As a trusted resource to help the Native Hawaiian patient population overcome historically low voter turnout and voting barriers, MCHC is the first health center in the state to access the funds that will provide voter education resources and training for its patients. Increasing access to voting by Molokai’s marginalized community is a nonpartisan voter engagement effort by MCHC intended to promote voting and civil rights secured by law.

“Alongside an equitable economy and resilient environment, a just democracy is a central pillar to creating a healthy and vibrant community. Supporting equitable representation should be an imperative for us all in order to ensure those who are most marginalized have a voice and say in how they engage in our democracy. We are proud to team up with Vot-ER to expand access to and educate on voter registration and nonpartisan election information to patients in this critical election year,” said Helen Kekalia, CEO of Molokai Community Health Center. “The Native Hawaiian population we serve are the same residents underrepresented in our elections. We look forward to helping the people of Molokai access and exercise their right to vote and appreciate Vot-ER and AltaMed’s partnership to ensure fair representation in our community.”

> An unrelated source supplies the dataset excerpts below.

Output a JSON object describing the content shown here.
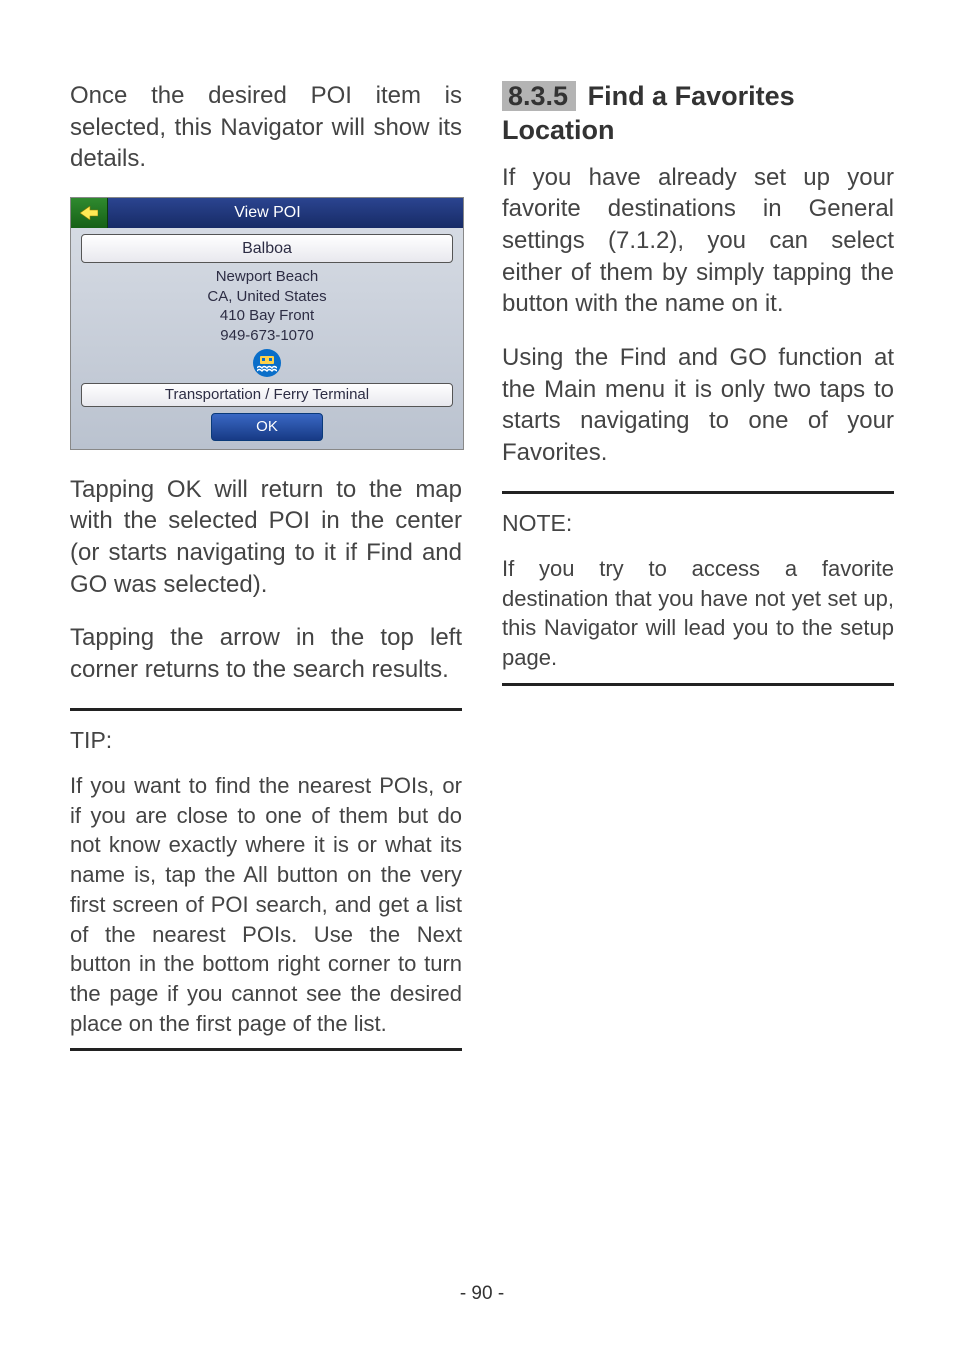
{
  "left": {
    "intro": "Once the desired POI item is selected, this Navigator will show its details.",
    "after1": "Tapping OK will return to the map with the selected POI in the center (or starts navigating to it if Find and GO was selected).",
    "after2": "Tapping the arrow in the top left corner returns to the search results.",
    "tip_label": "TIP:",
    "tip_body": "If you want to find the nearest POIs, or if you are close to one of them but do not know exactly where it is or what its name is, tap the All button on the very first screen of POI search, and get a list of the nearest POIs. Use the Next button in the bottom right corner to turn the page if you cannot see the desired place on the first page of the list."
  },
  "screenshot": {
    "header_title": "View POI",
    "poi_name": "Balboa",
    "line1": "Newport Beach",
    "line2": "CA, United States",
    "line3": "410 Bay Front",
    "line4": "949-673-1070",
    "category": "Transportation / Ferry Terminal",
    "ok_label": "OK"
  },
  "right": {
    "section_number": "8.3.5",
    "section_title_rest": "Find a Favorites Location",
    "para1": "If you have already set up your favorite destinations in General settings (7.1.2), you can select either of them by simply tapping the button with the name on it.",
    "para2": "Using the Find and GO function at the Main menu it is only two taps to starts navigating to one of your Favorites.",
    "note_label": "NOTE:",
    "note_body": "If you try to access a favorite destination that you have not yet set up, this Navigator will lead you to the setup page."
  },
  "page_number": "- 90 -"
}
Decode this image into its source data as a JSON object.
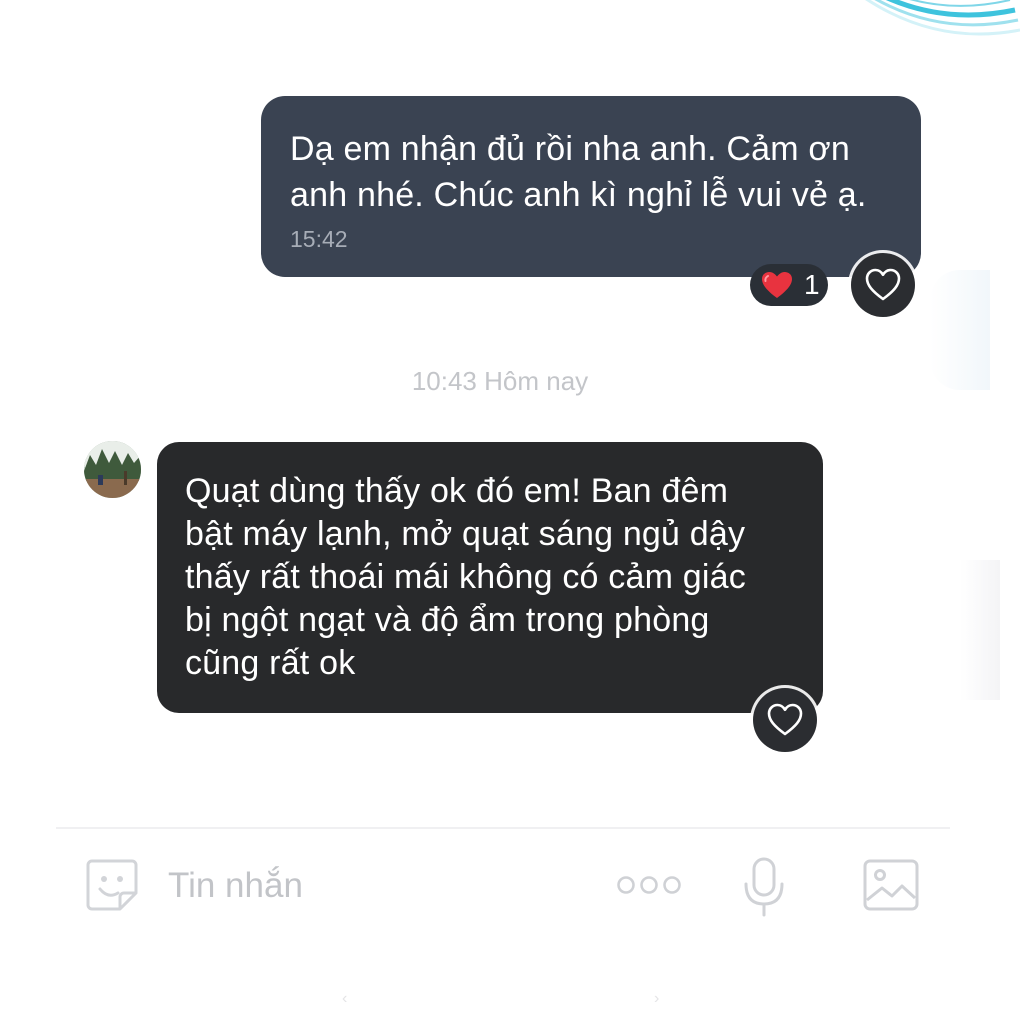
{
  "conversation": {
    "outgoing": {
      "text": "Dạ em nhận đủ rồi nha anh. Cảm ơn anh nhé. Chúc anh kì nghỉ lễ vui vẻ ạ.",
      "line1": "Dạ em nhận đủ rồi nha anh. Cảm ơn",
      "line2": "anh nhé. Chúc anh kì nghỉ lễ vui vẻ ạ.",
      "time": "15:42",
      "reaction_count": "1",
      "reaction_icon": "red-heart-icon",
      "like_icon": "heart-outline-icon"
    },
    "date_separator": "10:43 Hôm nay",
    "incoming": {
      "lines": [
        "Quạt dùng thấy ok đó em! Ban đêm",
        "bật máy lạnh, mở quạt sáng ngủ dậy",
        "thấy rất thoái mái không có cảm giác",
        "bị ngột ngạt và độ ẩm trong phòng",
        "cũng rất ok"
      ],
      "avatar_icon": "avatar-photo",
      "like_icon": "heart-outline-icon"
    }
  },
  "composer": {
    "placeholder": "Tin nhắn",
    "sticker_icon": "sticker-smiley-icon",
    "more_icon": "more-dots-icon",
    "mic_icon": "microphone-icon",
    "image_icon": "image-gallery-icon"
  },
  "nav": {
    "left_glyph": "‹",
    "right_glyph": "›"
  },
  "colors": {
    "outgoing_bubble": "#3a4352",
    "incoming_bubble": "#28292b",
    "reaction_heart": "#e8333f",
    "accent_arc": "#5ac8e0"
  }
}
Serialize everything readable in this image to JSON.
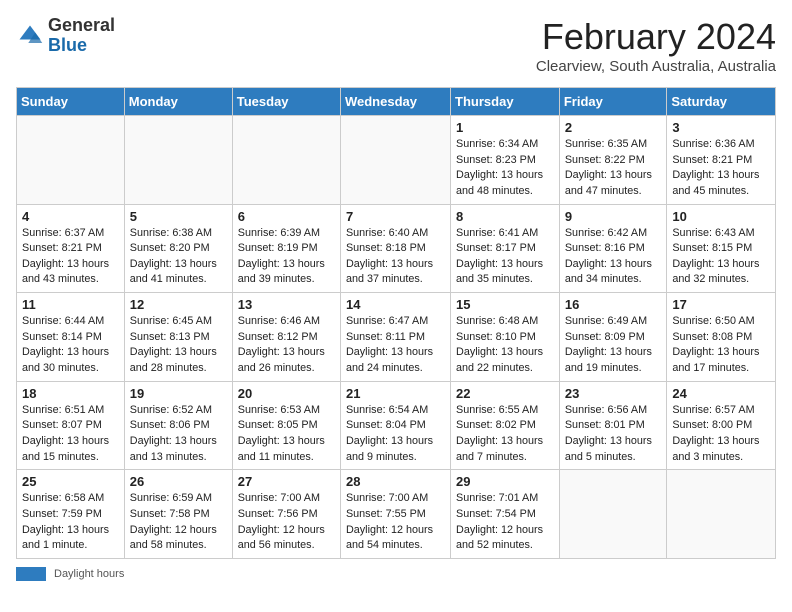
{
  "logo": {
    "general": "General",
    "blue": "Blue"
  },
  "title": "February 2024",
  "subtitle": "Clearview, South Australia, Australia",
  "days_of_week": [
    "Sunday",
    "Monday",
    "Tuesday",
    "Wednesday",
    "Thursday",
    "Friday",
    "Saturday"
  ],
  "weeks": [
    [
      {
        "day": "",
        "info": ""
      },
      {
        "day": "",
        "info": ""
      },
      {
        "day": "",
        "info": ""
      },
      {
        "day": "",
        "info": ""
      },
      {
        "day": "1",
        "info": "Sunrise: 6:34 AM\nSunset: 8:23 PM\nDaylight: 13 hours\nand 48 minutes."
      },
      {
        "day": "2",
        "info": "Sunrise: 6:35 AM\nSunset: 8:22 PM\nDaylight: 13 hours\nand 47 minutes."
      },
      {
        "day": "3",
        "info": "Sunrise: 6:36 AM\nSunset: 8:21 PM\nDaylight: 13 hours\nand 45 minutes."
      }
    ],
    [
      {
        "day": "4",
        "info": "Sunrise: 6:37 AM\nSunset: 8:21 PM\nDaylight: 13 hours\nand 43 minutes."
      },
      {
        "day": "5",
        "info": "Sunrise: 6:38 AM\nSunset: 8:20 PM\nDaylight: 13 hours\nand 41 minutes."
      },
      {
        "day": "6",
        "info": "Sunrise: 6:39 AM\nSunset: 8:19 PM\nDaylight: 13 hours\nand 39 minutes."
      },
      {
        "day": "7",
        "info": "Sunrise: 6:40 AM\nSunset: 8:18 PM\nDaylight: 13 hours\nand 37 minutes."
      },
      {
        "day": "8",
        "info": "Sunrise: 6:41 AM\nSunset: 8:17 PM\nDaylight: 13 hours\nand 35 minutes."
      },
      {
        "day": "9",
        "info": "Sunrise: 6:42 AM\nSunset: 8:16 PM\nDaylight: 13 hours\nand 34 minutes."
      },
      {
        "day": "10",
        "info": "Sunrise: 6:43 AM\nSunset: 8:15 PM\nDaylight: 13 hours\nand 32 minutes."
      }
    ],
    [
      {
        "day": "11",
        "info": "Sunrise: 6:44 AM\nSunset: 8:14 PM\nDaylight: 13 hours\nand 30 minutes."
      },
      {
        "day": "12",
        "info": "Sunrise: 6:45 AM\nSunset: 8:13 PM\nDaylight: 13 hours\nand 28 minutes."
      },
      {
        "day": "13",
        "info": "Sunrise: 6:46 AM\nSunset: 8:12 PM\nDaylight: 13 hours\nand 26 minutes."
      },
      {
        "day": "14",
        "info": "Sunrise: 6:47 AM\nSunset: 8:11 PM\nDaylight: 13 hours\nand 24 minutes."
      },
      {
        "day": "15",
        "info": "Sunrise: 6:48 AM\nSunset: 8:10 PM\nDaylight: 13 hours\nand 22 minutes."
      },
      {
        "day": "16",
        "info": "Sunrise: 6:49 AM\nSunset: 8:09 PM\nDaylight: 13 hours\nand 19 minutes."
      },
      {
        "day": "17",
        "info": "Sunrise: 6:50 AM\nSunset: 8:08 PM\nDaylight: 13 hours\nand 17 minutes."
      }
    ],
    [
      {
        "day": "18",
        "info": "Sunrise: 6:51 AM\nSunset: 8:07 PM\nDaylight: 13 hours\nand 15 minutes."
      },
      {
        "day": "19",
        "info": "Sunrise: 6:52 AM\nSunset: 8:06 PM\nDaylight: 13 hours\nand 13 minutes."
      },
      {
        "day": "20",
        "info": "Sunrise: 6:53 AM\nSunset: 8:05 PM\nDaylight: 13 hours\nand 11 minutes."
      },
      {
        "day": "21",
        "info": "Sunrise: 6:54 AM\nSunset: 8:04 PM\nDaylight: 13 hours\nand 9 minutes."
      },
      {
        "day": "22",
        "info": "Sunrise: 6:55 AM\nSunset: 8:02 PM\nDaylight: 13 hours\nand 7 minutes."
      },
      {
        "day": "23",
        "info": "Sunrise: 6:56 AM\nSunset: 8:01 PM\nDaylight: 13 hours\nand 5 minutes."
      },
      {
        "day": "24",
        "info": "Sunrise: 6:57 AM\nSunset: 8:00 PM\nDaylight: 13 hours\nand 3 minutes."
      }
    ],
    [
      {
        "day": "25",
        "info": "Sunrise: 6:58 AM\nSunset: 7:59 PM\nDaylight: 13 hours\nand 1 minute."
      },
      {
        "day": "26",
        "info": "Sunrise: 6:59 AM\nSunset: 7:58 PM\nDaylight: 12 hours\nand 58 minutes."
      },
      {
        "day": "27",
        "info": "Sunrise: 7:00 AM\nSunset: 7:56 PM\nDaylight: 12 hours\nand 56 minutes."
      },
      {
        "day": "28",
        "info": "Sunrise: 7:00 AM\nSunset: 7:55 PM\nDaylight: 12 hours\nand 54 minutes."
      },
      {
        "day": "29",
        "info": "Sunrise: 7:01 AM\nSunset: 7:54 PM\nDaylight: 12 hours\nand 52 minutes."
      },
      {
        "day": "",
        "info": ""
      },
      {
        "day": "",
        "info": ""
      }
    ]
  ],
  "footer": {
    "daylight_label": "Daylight hours"
  }
}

Over the past couple of years, MCHC has become a community hub by augmenting its health care services with resources and support including advanced dental care and a food pantry distribution, uniquely positioning it to educate Native Hawaiian residents about their rights and access to voting.

Providing care to medically underserved populations, federally qualified health centers such as MCHC, are able to build a more inclusive democracy that reflects the diverse needs and interests of the communities they serve. Integrating voter education in the health care delivery system encourages equitable representation and active participation in democracy through voting.

“Deeply rooted health centers like the Molokai Community Health Center are vital partners in our work to build a more inclusive democracy,” said Aliya Bhatia, executive director of Vot-ER. “We hope that MCHC is just the first of many health centers in Hawaii to join our nonpartisan voter engagement efforts.”

Vot-ER has more than 500 participating hospitals, health centers and clinics across the country.